The race to Kerguelen

Tight battle to reach the scoring gate in the Portimão Global Ocean Race

Friday December 26th 2008, Author: Brian Hancock, Location: United Kingdom
With Christmas behind them the sailors racing Leg 2 of the Portimão Global Ocean Race have now turned their sights to the first gate of the course, the Kerguelen Gate now less than 400 miles to their east.

The Kerguelen Gate is a line of longitude running due north from the remote Kerguelen Island and is a scoring gate where points are accumulated in the order each competitor passes through the gate. The points are not as weighty as Leg points, but they can make a big difference to the overall scoring and are therefore coveted.

While current race leaders, Jeremy Salvesen and David Thomson aboard Team Mowgli have their eyes firmly on the prize, they are being seriously challenged by the Chileans aboard Desafio Cabo de Hornos. To complicate matters, Team Mowgli may well be the on-the-water leaders, but not receive the most points at the Kerguelen Gate. Let me explain.

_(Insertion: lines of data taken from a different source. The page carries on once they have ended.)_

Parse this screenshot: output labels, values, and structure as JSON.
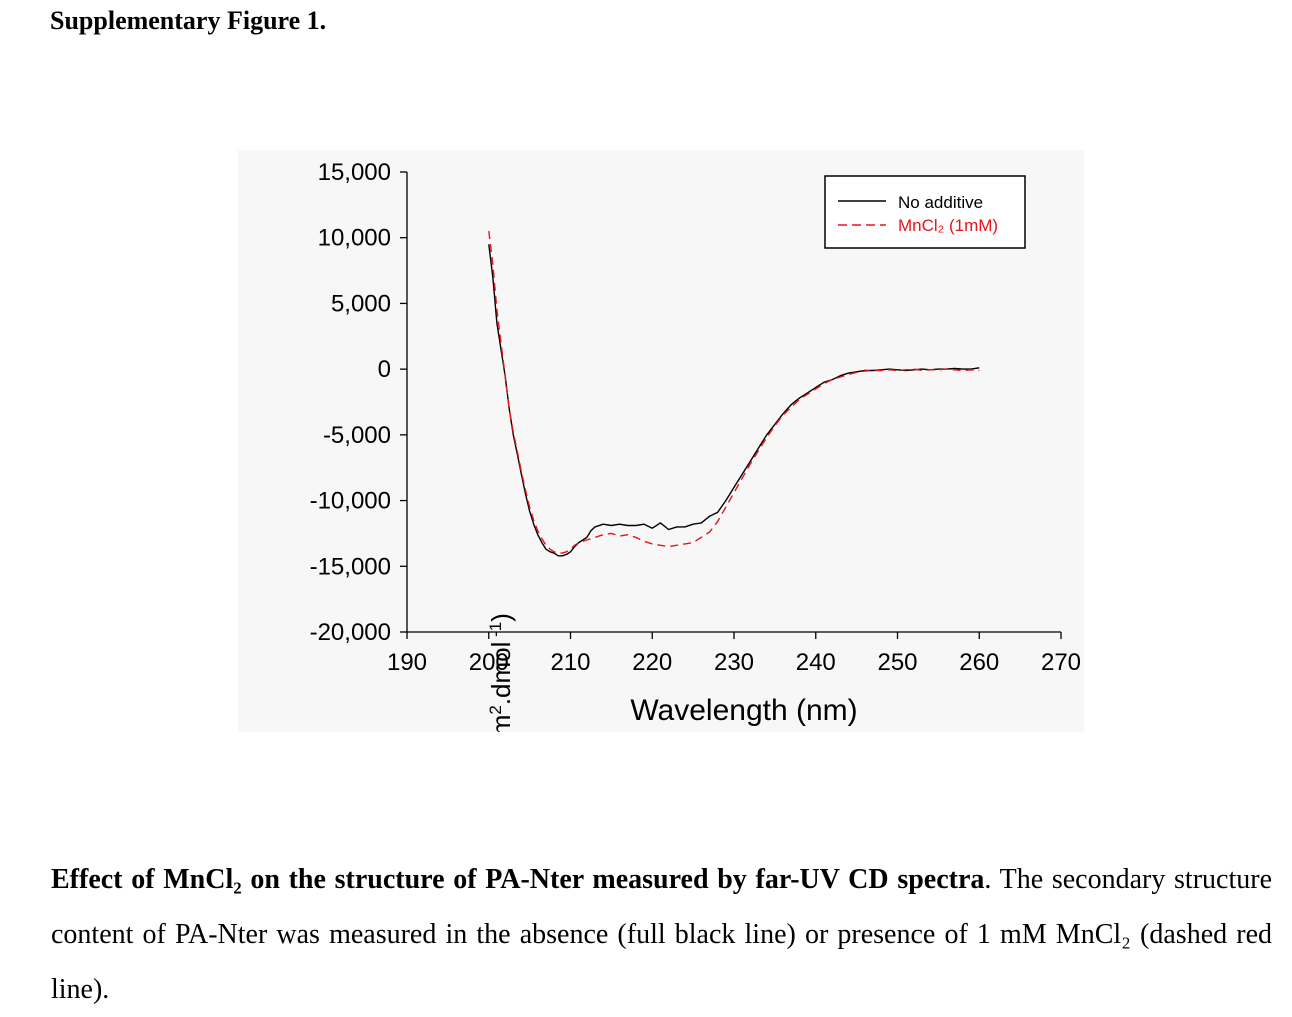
{
  "heading": "Supplementary Figure 1.",
  "chart_data": {
    "type": "line",
    "xlabel": "Wavelength (nm)",
    "ylabel_main": "Ellipticity (deg.cm",
    "ylabel_sup1": "2",
    "ylabel_mid": ".dmol",
    "ylabel_sup2": " -1",
    "ylabel_end": ")",
    "xlim": [
      190,
      270
    ],
    "ylim": [
      -20000,
      15000
    ],
    "xticks": [
      190,
      200,
      210,
      220,
      230,
      240,
      250,
      260,
      270
    ],
    "yticks": [
      15000,
      10000,
      5000,
      0,
      -5000,
      -10000,
      -15000,
      -20000
    ],
    "ytick_labels": [
      "15,000",
      "10,000",
      "5,000",
      "0",
      "-5,000",
      "-10,000",
      "-15,000",
      "-20,000"
    ],
    "grid": false,
    "legend_position": "top-right",
    "series": [
      {
        "name": "No additive",
        "color": "#000000",
        "style": "solid",
        "x": [
          200,
          200.5,
          201,
          201.5,
          202,
          202.5,
          203,
          203.5,
          204,
          204.5,
          205,
          205.5,
          206,
          206.5,
          207,
          207.5,
          208,
          208.5,
          209,
          209.5,
          210,
          210.5,
          211,
          211.5,
          212,
          212.5,
          213,
          214,
          215,
          216,
          217,
          218,
          219,
          220,
          221,
          222,
          223,
          224,
          225,
          226,
          227,
          228,
          229,
          230,
          231,
          232,
          233,
          234,
          235,
          236,
          237,
          238,
          239,
          240,
          241,
          242,
          243,
          244,
          245,
          246,
          247,
          248,
          249,
          250,
          251,
          252,
          253,
          254,
          255,
          256,
          257,
          258,
          259,
          260
        ],
        "y": [
          9500,
          7000,
          3500,
          1500,
          -500,
          -3000,
          -5000,
          -6500,
          -8000,
          -9500,
          -10800,
          -11800,
          -12600,
          -13200,
          -13700,
          -13900,
          -14000,
          -14200,
          -14200,
          -14100,
          -13900,
          -13500,
          -13200,
          -13000,
          -12800,
          -12300,
          -12000,
          -11800,
          -11900,
          -11800,
          -11900,
          -11900,
          -11800,
          -12100,
          -11700,
          -12200,
          -12000,
          -12000,
          -11800,
          -11700,
          -11200,
          -10900,
          -10000,
          -9000,
          -8000,
          -7000,
          -6000,
          -5000,
          -4200,
          -3400,
          -2700,
          -2200,
          -1800,
          -1400,
          -1000,
          -800,
          -500,
          -300,
          -200,
          -100,
          -100,
          -50,
          0,
          -50,
          -100,
          -50,
          0,
          -50,
          0,
          0,
          50,
          0,
          0,
          100
        ]
      },
      {
        "name": "MnCl₂ (1mM)",
        "color": "#e8141c",
        "style": "dashed",
        "x": [
          200,
          200.5,
          201,
          201.5,
          202,
          202.5,
          203,
          203.5,
          204,
          204.5,
          205,
          205.5,
          206,
          206.5,
          207,
          207.5,
          208,
          208.5,
          209,
          209.5,
          210,
          210.5,
          211,
          212,
          213,
          214,
          215,
          216,
          217,
          218,
          219,
          220,
          221,
          222,
          223,
          224,
          225,
          226,
          227,
          228,
          229,
          230,
          231,
          232,
          233,
          234,
          235,
          236,
          237,
          238,
          239,
          240,
          241,
          242,
          243,
          244,
          245,
          246,
          247,
          248,
          249,
          250,
          251,
          252,
          253,
          254,
          255,
          256,
          257,
          258,
          259,
          260
        ],
        "y": [
          10500,
          8000,
          4500,
          2000,
          -500,
          -3000,
          -4800,
          -6300,
          -7800,
          -9200,
          -10500,
          -11500,
          -12300,
          -12900,
          -13400,
          -13700,
          -13900,
          -14000,
          -14000,
          -13900,
          -13700,
          -13400,
          -13200,
          -13000,
          -12800,
          -12600,
          -12500,
          -12700,
          -12600,
          -12800,
          -13100,
          -13300,
          -13400,
          -13500,
          -13400,
          -13300,
          -13200,
          -12800,
          -12400,
          -11600,
          -10500,
          -9400,
          -8300,
          -7200,
          -6200,
          -5200,
          -4300,
          -3500,
          -2900,
          -2300,
          -1900,
          -1500,
          -1100,
          -800,
          -600,
          -400,
          -250,
          -150,
          -100,
          -100,
          -50,
          -100,
          -50,
          0,
          -100,
          -50,
          -50,
          0,
          -50,
          -100,
          -50,
          -100
        ]
      }
    ]
  },
  "caption": {
    "bold_part": "Effect of MnCl₂ on the structure of PA-Nter measured by far-UV CD spectra",
    "rest": ". The secondary structure content of PA-Nter was measured in the absence (full black line) or presence of 1 mM MnCl₂ (dashed red line)."
  }
}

The Leaderboard is calculated using a set of waypoints between the current positions of the yachts and the end of each leg. Because the world is round the further south you go, the less distance you have to sail. This is called the Great Circle route and is calculated into the distance-to-go figure. Team Mowgli is leading Leg 2 on a distance-to-go basis although Desafio Cabo de Hornos is actually further to the east than the British yacht. The Chileans are actually closer to the Kerguelen Gate by about 10 miles, however being 240 miles further north, on a distance-to-go basis they are behind Team Mowgli.

The Kerguelen gate runs due north from Kerguelen island and it’s the first boat that passes this line of longitude that garners the most points. In fact to further complicate matters, Team Mowgli is only 7 miles closer to the gate than Beluga Racer and at the last poll they were sailing 3 knots slower than the Germans. It could be that Team Mowgli is the lead boat on the water, but passes through the gate in third place. All interesting stuff with a race this close.

As if sniffing the points, Felipe Cubillos and José Muñoz aboard Desafio Cabo de Hornos finally put the foot firmly on the gas overnight and set some record speeds. Their Guillaume Verdier-designed Class 40 is perfectly suited to the strong westerly winds they are now experiencing and is relishing the conditions. Felipe Cubillos was exultant in his daily blog: “Today at 22:30 UTC José set a new record speed for the boat of 25 knots,” he wrote. “We were sailing in 47 knots of wind. In the last three hours we had been averaging 15.02 knots (1.73 knots faster than the Germans) and understand that this is the fastest average speed since the start of the race. For strategic reasons I will not say what sails we had up but it was pitch dark in the middle of the night. I was down below trying to sleep when suddenly there was a deafening noise. The boat was a submarine and there was water everywhere. I asked José if he has seen the speedo but he replied, ‘No. I had my eyes closed because there was so much water coming over the boat but I held the rudder firmly and knew that we had set a new top speed.’”

The next 24 hours are going to be interesting. A now weakened low pressure system is sliding below the fleet bringing with it some perfect downwind sailing conditions.

Unfortunately for Team Mowgli there are in less breeze but this may be a good thing as they patch things up after a severe pounding received at the height of Monday’s storm.

Their average speed is quite a bit less than that currently being enjoyed by Beluga Racer and Desafio Cabo de Hornos, but they still lead Leg 2 and for obvious reasons cannot be counted out. Salvesen and Thomson have sailed a masterful leg so far and it will be no surprise if they are first through the gate. As usual, time will tell.